Le maintien des deux voies administrative et pénale était également nécessaire en raison de leur complémentarité, ce que l’on sait moins. La double sanction n'existe pas. La peine d'emprisonnement est du ressort du pénal. Quant à la sanction pécuniaire, elle est du ressort des deux autorités mais le cumul des sanctions est absolument interdit en vertu d'une décision ancienne du Conseil constitutionnel.
Problème de l’emprise de certaines institutions internationales
Cette absence de cumul est parfaitement respectée. Le plus souvent, l'autorité pénale s'en remet à l'AMF. Quant aux doubles poursuites, elles existent, mais dans la pratique l'autorité pénale utilise les procès-verbaux des enquêtes de l'AMF. Dans les affaires particulièrement graves, les éléments de l'enquête sont immédiatement communiqués à l'autorité pénale. La coopération entre les deux autorités est excellente, permanente. L’autorité pénale et l’autorité administrative travaillent ainsi en parfaite intelligence, dans le seul souci de l’efficacité.

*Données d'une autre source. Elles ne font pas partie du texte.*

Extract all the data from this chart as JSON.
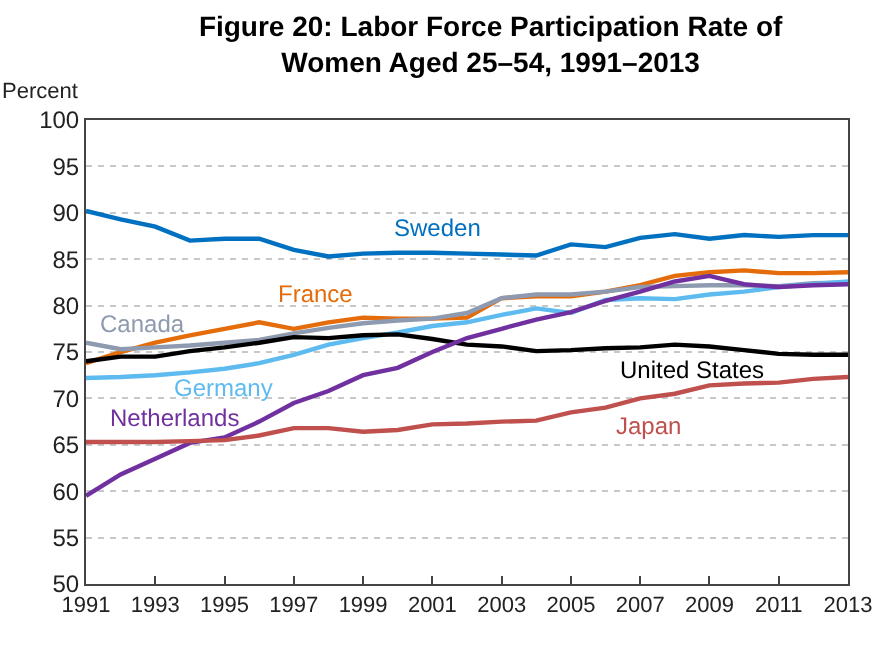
{
  "chart_data": {
    "type": "line",
    "title": "Figure 20: Labor Force Participation Rate of Women Aged 25–54, 1991–2013",
    "ylabel": "Percent",
    "x": [
      1991,
      1992,
      1993,
      1994,
      1995,
      1996,
      1997,
      1998,
      1999,
      2000,
      2001,
      2002,
      2003,
      2004,
      2005,
      2006,
      2007,
      2008,
      2009,
      2010,
      2011,
      2012,
      2013
    ],
    "series": [
      {
        "name": "Sweden",
        "color": "#0070c0",
        "values": [
          90.2,
          89.3,
          88.5,
          87,
          87.2,
          87.2,
          86,
          85.3,
          85.6,
          85.7,
          85.7,
          85.6,
          85.5,
          85.4,
          86.6,
          86.3,
          87.3,
          87.7,
          87.2,
          87.6,
          87.4,
          87.6,
          87.6
        ]
      },
      {
        "name": "France",
        "color": "#e46c0a",
        "values": [
          73.8,
          75,
          76,
          76.8,
          77.5,
          78.2,
          77.5,
          78.2,
          78.7,
          78.6,
          78.6,
          78.7,
          80.8,
          81,
          81,
          81.5,
          82.2,
          83.2,
          83.6,
          83.8,
          83.5,
          83.5,
          83.6
        ]
      },
      {
        "name": "Canada",
        "color": "#8e9aaf",
        "values": [
          76,
          75.3,
          75.5,
          75.7,
          76,
          76.3,
          77,
          77.6,
          78.1,
          78.4,
          78.6,
          79.2,
          80.8,
          81.2,
          81.2,
          81.5,
          82,
          82.1,
          82.2,
          82.2,
          82.1,
          82.4,
          82.5
        ]
      },
      {
        "name": "Germany",
        "color": "#5ebbf0",
        "values": [
          72.2,
          72.3,
          72.5,
          72.8,
          73.2,
          73.8,
          74.7,
          75.8,
          76.5,
          77.1,
          77.8,
          78.2,
          79,
          79.7,
          79.2,
          80.6,
          80.8,
          80.7,
          81.2,
          81.5,
          82,
          82.3,
          82.6
        ]
      },
      {
        "name": "United States",
        "color": "#000000",
        "values": [
          74,
          74.5,
          74.5,
          75.1,
          75.5,
          76,
          76.6,
          76.5,
          76.8,
          76.9,
          76.4,
          75.8,
          75.6,
          75.1,
          75.2,
          75.4,
          75.5,
          75.8,
          75.6,
          75.2,
          74.8,
          74.7,
          74.7
        ]
      },
      {
        "name": "Netherlands",
        "color": "#7030a0",
        "values": [
          59.5,
          61.8,
          63.5,
          65.2,
          65.8,
          67.5,
          69.5,
          70.8,
          72.5,
          73.3,
          75,
          76.5,
          77.5,
          78.5,
          79.3,
          80.5,
          81.5,
          82.6,
          83.2,
          82.3,
          82,
          82.2,
          82.3
        ]
      },
      {
        "name": "Japan",
        "color": "#c0504d",
        "values": [
          65.3,
          65.3,
          65.3,
          65.4,
          65.5,
          66,
          66.8,
          66.8,
          66.4,
          66.6,
          67.2,
          67.3,
          67.5,
          67.6,
          68.5,
          69,
          70,
          70.5,
          71.4,
          71.6,
          71.7,
          72.1,
          72.3
        ]
      }
    ],
    "xlim": [
      1991,
      2013
    ],
    "xticks": [
      1991,
      1993,
      1995,
      1997,
      1999,
      2001,
      2003,
      2005,
      2007,
      2009,
      2011,
      2013
    ],
    "ylim": [
      50,
      100
    ],
    "yticks": [
      50,
      55,
      60,
      65,
      70,
      75,
      80,
      85,
      90,
      95,
      100
    ],
    "grid": "y",
    "legend": false,
    "marker": "none",
    "line_style": "solid"
  }
}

C’est ce système que l’on vient de décider de bouleverser ! Pour quel profit collectif ? Aucun ! L’allongement des délais, désormais inévitable, risque de faire douter encore un peu plus nos concitoyens sur l’efficacité de leur justice. Ce dossier pose clairement le problème de l’emprise de certaines institutions internationales qui, comme l’avait très bien dit David Cameron à l’automne dernier, déjà à propos de la CEDH, étendent leur domaine de compétence de leur propre initiative alors que les Etats règlent souvent plus efficacement eux-mêmes les problèmes auxquels ils sont confrontés.

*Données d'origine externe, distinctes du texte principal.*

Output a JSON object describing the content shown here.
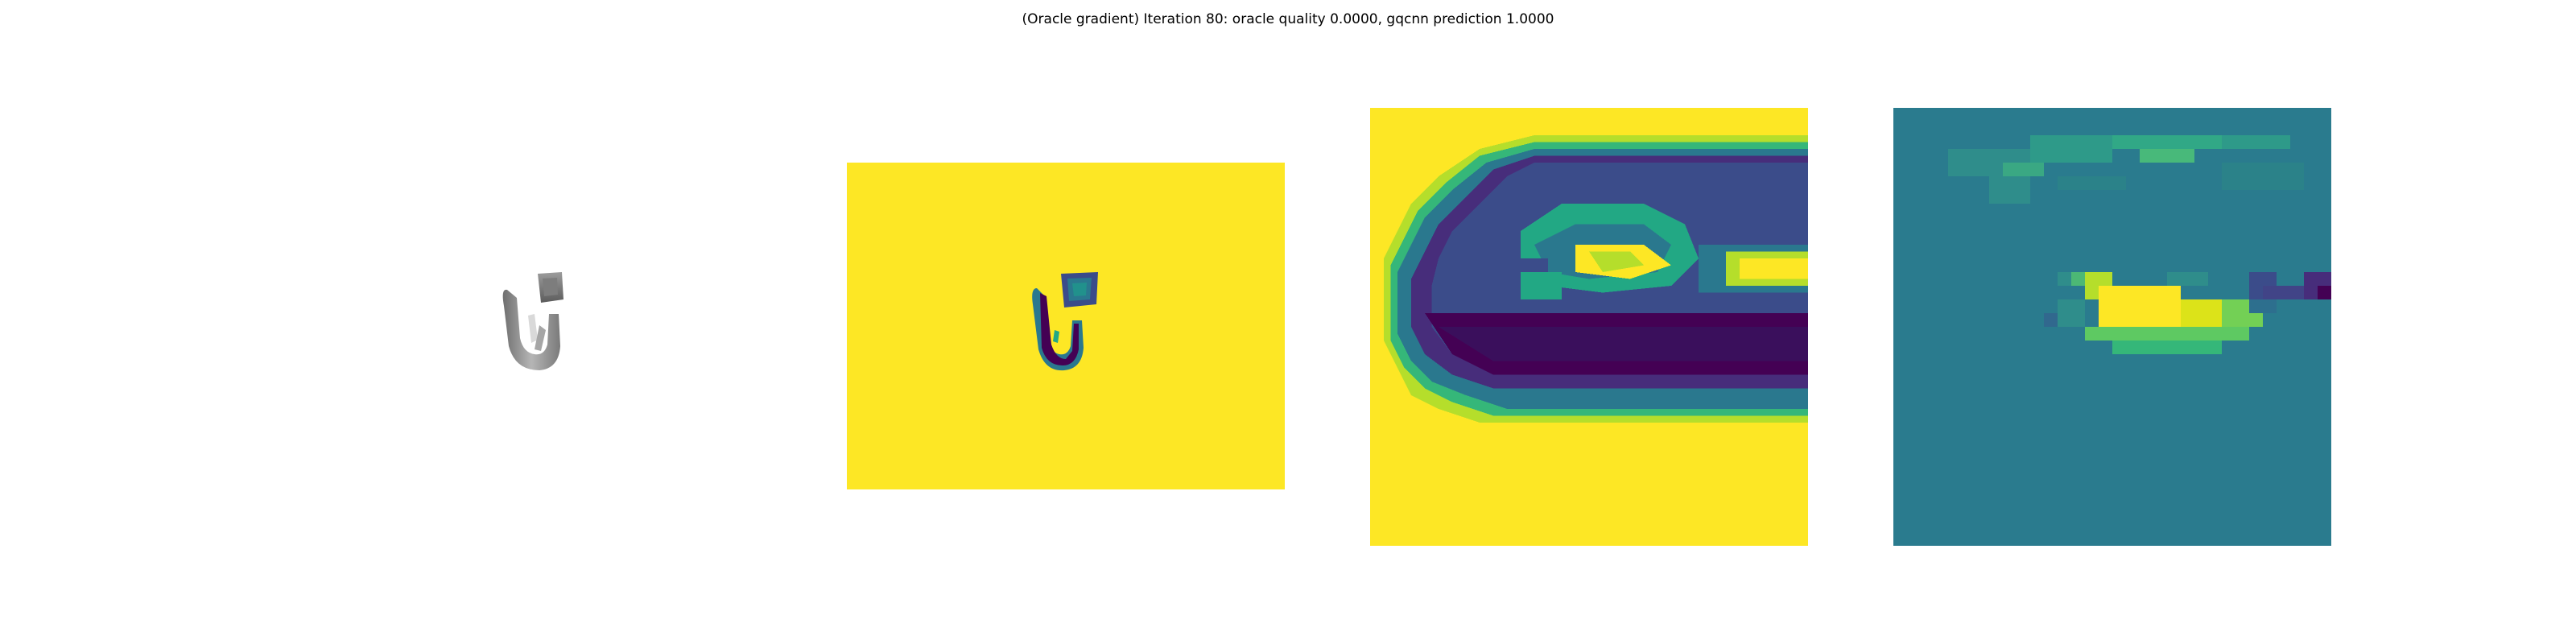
{
  "figure": {
    "title": "(Oracle gradient) Iteration 80: oracle quality 0.0000, gqcnn prediction 1.0000"
  },
  "panels": [
    {
      "name": "rendered-object",
      "description_icon": "grey-object-render"
    },
    {
      "name": "depth-image",
      "colormap": "viridis"
    },
    {
      "name": "depth-crop",
      "colormap": "viridis"
    },
    {
      "name": "gradient-map",
      "colormap": "viridis"
    }
  ],
  "colors": {
    "viridis_yellow": "#fde725",
    "viridis_dark": "#440154",
    "viridis_navy": "#3b4c8a",
    "viridis_teal": "#2a788e",
    "viridis_green": "#22a884",
    "viridis_lime": "#7ad151",
    "object_grey": "#8c8c8c"
  }
}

L’Europe sera plus forte lorsqu’elle se décidera à respecter le principe de subsidiarité qui est énoncé dans les traités. Ceux-ci précisent que « L’Union intervient seulement si, et dans la mesure où, les objectifs de l’action envisagée ne peuvent pas être atteints de manière suffisante par les Etats membres ». Entre l’efficacité de la répression et l’uniformisation du droit, un choix a été fait.
Article paru sur Le Monde.fr le 19 mars 2015 et signé en tant qu'ancien membre du Collège de l'AMF.